Composite PMI jumped to 54.2 in February, supported by a renewed rise in manufacturing output and a sharper gain in services activity.
Balance of Trade came in at a $116.88 billion surplus for January-February, far ahead of expectations and up on the previous surplus of $78 billion in December.
The Bank of Japan maintained its key short terms interest rate at -0.1% at its February meeting.
Inflation increased 0.4% month on month and 4.3% annually in January, the highest level since December 1981, amid continuing higher prices for imported raw commodities and a weakened yen.
The unemployment rate fell to 2.4% in January, marginally below the 2.5% forecast.
The consumer confidence index in Japan increased marginally to 31.1 in February as the economy recovered further from pandemic disruptions, with households’ sentiment strengthening for both income growth and employment. Retail Sales in Japan rose 1.9% in January, far higher than the market consensus of a 0.3% rise, with the annual rate rising 6.3%, topping the market forecast of 4.0%.
The Composite PMI rose to 51.1 in February, with services activity growth accelerated to an eight month high.

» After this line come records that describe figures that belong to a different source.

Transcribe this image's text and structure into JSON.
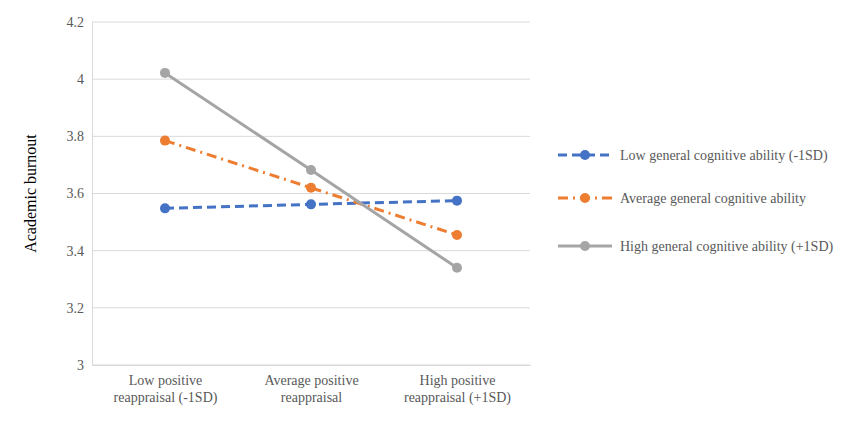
{
  "chart_data": {
    "type": "line",
    "y_label": "Academic burnout",
    "categories": [
      "Low positive reappraisal (-1SD)",
      "Average positive reappraisal",
      "High positive reappraisal (+1SD)"
    ],
    "series": [
      {
        "name": "Low general cognitive ability (-1SD)",
        "color": "#4472c4",
        "line_style": "dashed",
        "marker": "circle",
        "values": [
          3.548,
          3.562,
          3.575
        ]
      },
      {
        "name": "Average general cognitive ability",
        "color": "#ed7d31",
        "line_style": "dashdot",
        "marker": "circle",
        "values": [
          3.785,
          3.62,
          3.455
        ]
      },
      {
        "name": "High general cognitive ability (+1SD)",
        "color": "#a5a5a5",
        "line_style": "solid",
        "marker": "circle",
        "values": [
          4.022,
          3.682,
          3.34
        ]
      }
    ],
    "ylim": [
      3,
      4.2
    ],
    "yticks": [
      3,
      3.2,
      3.4,
      3.6,
      3.8,
      4,
      4.2
    ],
    "grid": true,
    "legend": "right"
  }
}
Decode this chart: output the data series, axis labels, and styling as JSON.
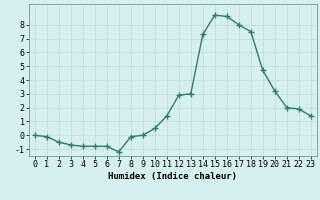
{
  "x": [
    0,
    1,
    2,
    3,
    4,
    5,
    6,
    7,
    8,
    9,
    10,
    11,
    12,
    13,
    14,
    15,
    16,
    17,
    18,
    19,
    20,
    21,
    22,
    23
  ],
  "y": [
    0.0,
    -0.1,
    -0.5,
    -0.7,
    -0.8,
    -0.8,
    -0.8,
    -1.2,
    -0.1,
    0.0,
    0.5,
    1.4,
    2.9,
    3.0,
    7.3,
    8.7,
    8.6,
    8.0,
    7.5,
    4.7,
    3.2,
    2.0,
    1.9,
    1.4
  ],
  "line_color": "#2e7d6e",
  "marker": "+",
  "marker_size": 4,
  "bg_color": "#d6f0ef",
  "grid_color": "#c0d8d8",
  "xlabel": "Humidex (Indice chaleur)",
  "xlim": [
    -0.5,
    23.5
  ],
  "ylim": [
    -1.5,
    9.5
  ],
  "xticks": [
    0,
    1,
    2,
    3,
    4,
    5,
    6,
    7,
    8,
    9,
    10,
    11,
    12,
    13,
    14,
    15,
    16,
    17,
    18,
    19,
    20,
    21,
    22,
    23
  ],
  "yticks": [
    -1,
    0,
    1,
    2,
    3,
    4,
    5,
    6,
    7,
    8
  ],
  "label_fontsize": 6.5,
  "tick_fontsize": 6
}
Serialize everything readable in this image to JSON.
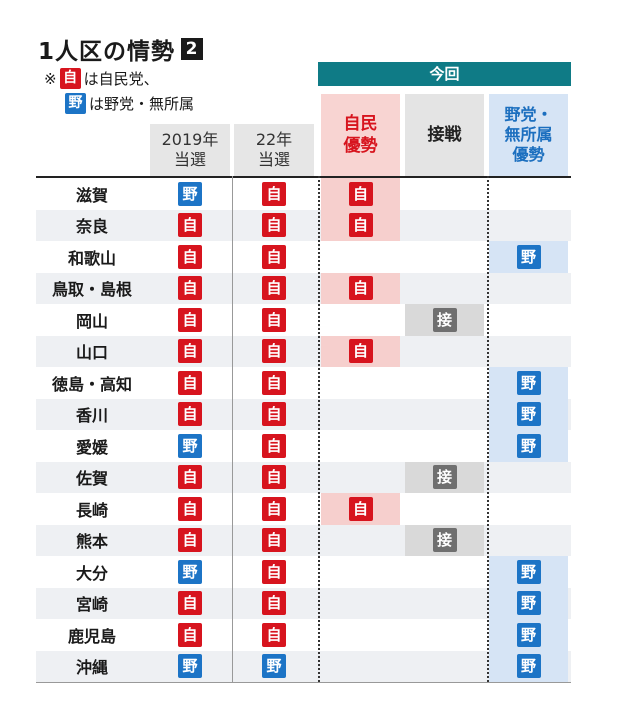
{
  "title": "1人区の情勢",
  "title_num": "2",
  "legend": {
    "line1_prefix": "※",
    "line1_chip": "自",
    "line1_text": "は自民党、",
    "line2_chip": "野",
    "line2_text": "は野党・無所属"
  },
  "headers": {
    "konkai": "今回",
    "y2019_a": "2019年",
    "y2019_b": "当選",
    "y22_a": "22年",
    "y22_b": "当選",
    "jimin_a": "自民",
    "jimin_b": "優勢",
    "sen": "接戦",
    "yato_a": "野党・",
    "yato_b": "無所属",
    "yato_c": "優勢"
  },
  "rows": [
    {
      "name": "滋賀",
      "y2019": "野",
      "y22": "自",
      "now": "自"
    },
    {
      "name": "奈良",
      "y2019": "自",
      "y22": "自",
      "now": "自"
    },
    {
      "name": "和歌山",
      "y2019": "自",
      "y22": "自",
      "now": "野"
    },
    {
      "name": "鳥取・島根",
      "y2019": "自",
      "y22": "自",
      "now": "自"
    },
    {
      "name": "岡山",
      "y2019": "自",
      "y22": "自",
      "now": "接"
    },
    {
      "name": "山口",
      "y2019": "自",
      "y22": "自",
      "now": "自"
    },
    {
      "name": "徳島・高知",
      "y2019": "自",
      "y22": "自",
      "now": "野"
    },
    {
      "name": "香川",
      "y2019": "自",
      "y22": "自",
      "now": "野"
    },
    {
      "name": "愛媛",
      "y2019": "野",
      "y22": "自",
      "now": "野"
    },
    {
      "name": "佐賀",
      "y2019": "自",
      "y22": "自",
      "now": "接"
    },
    {
      "name": "長崎",
      "y2019": "自",
      "y22": "自",
      "now": "自"
    },
    {
      "name": "熊本",
      "y2019": "自",
      "y22": "自",
      "now": "接"
    },
    {
      "name": "大分",
      "y2019": "野",
      "y22": "自",
      "now": "野"
    },
    {
      "name": "宮崎",
      "y2019": "自",
      "y22": "自",
      "now": "野"
    },
    {
      "name": "鹿児島",
      "y2019": "自",
      "y22": "自",
      "now": "野"
    },
    {
      "name": "沖縄",
      "y2019": "野",
      "y22": "野",
      "now": "野"
    }
  ],
  "colors": {
    "jimin": "#d7141e",
    "yato": "#1c74c6",
    "sen": "#6f6f6f",
    "teal": "#0f7b86"
  }
}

The Australian dollar (AUD) retreated over the month of February, closing 1.6% lower in trade weighted terms to 61.4. In contrast to January, the AUD depreciated relative to all four major currencies referenced in this update.
Volatility over the month expanded as positive risk sentiment brewing in January reversed. Greater resilience in the global economy coupled with stronger than anticipated economic data have moderated views of an imminent recession. This is somewhat bittersweet news as a lack of economic correction suggests that inflation may be stickier and more difficult for central banks to grapple in the short term.
Relative to the AUD, the US dollar (USD) led the pack in February, appreciating by 4.2%. Conversely, the Japanese Yen (JPY) was the laggard of the month, albeit with a positive relative return of 0.1%. Year-on-year, the AUD remains ahead of the JPY and the Pound Sterling (GBP) by 9.9% and 3.1% respectively. However now trails both the Euro (EUR) and USD by -1.6% and -6.9% respectively.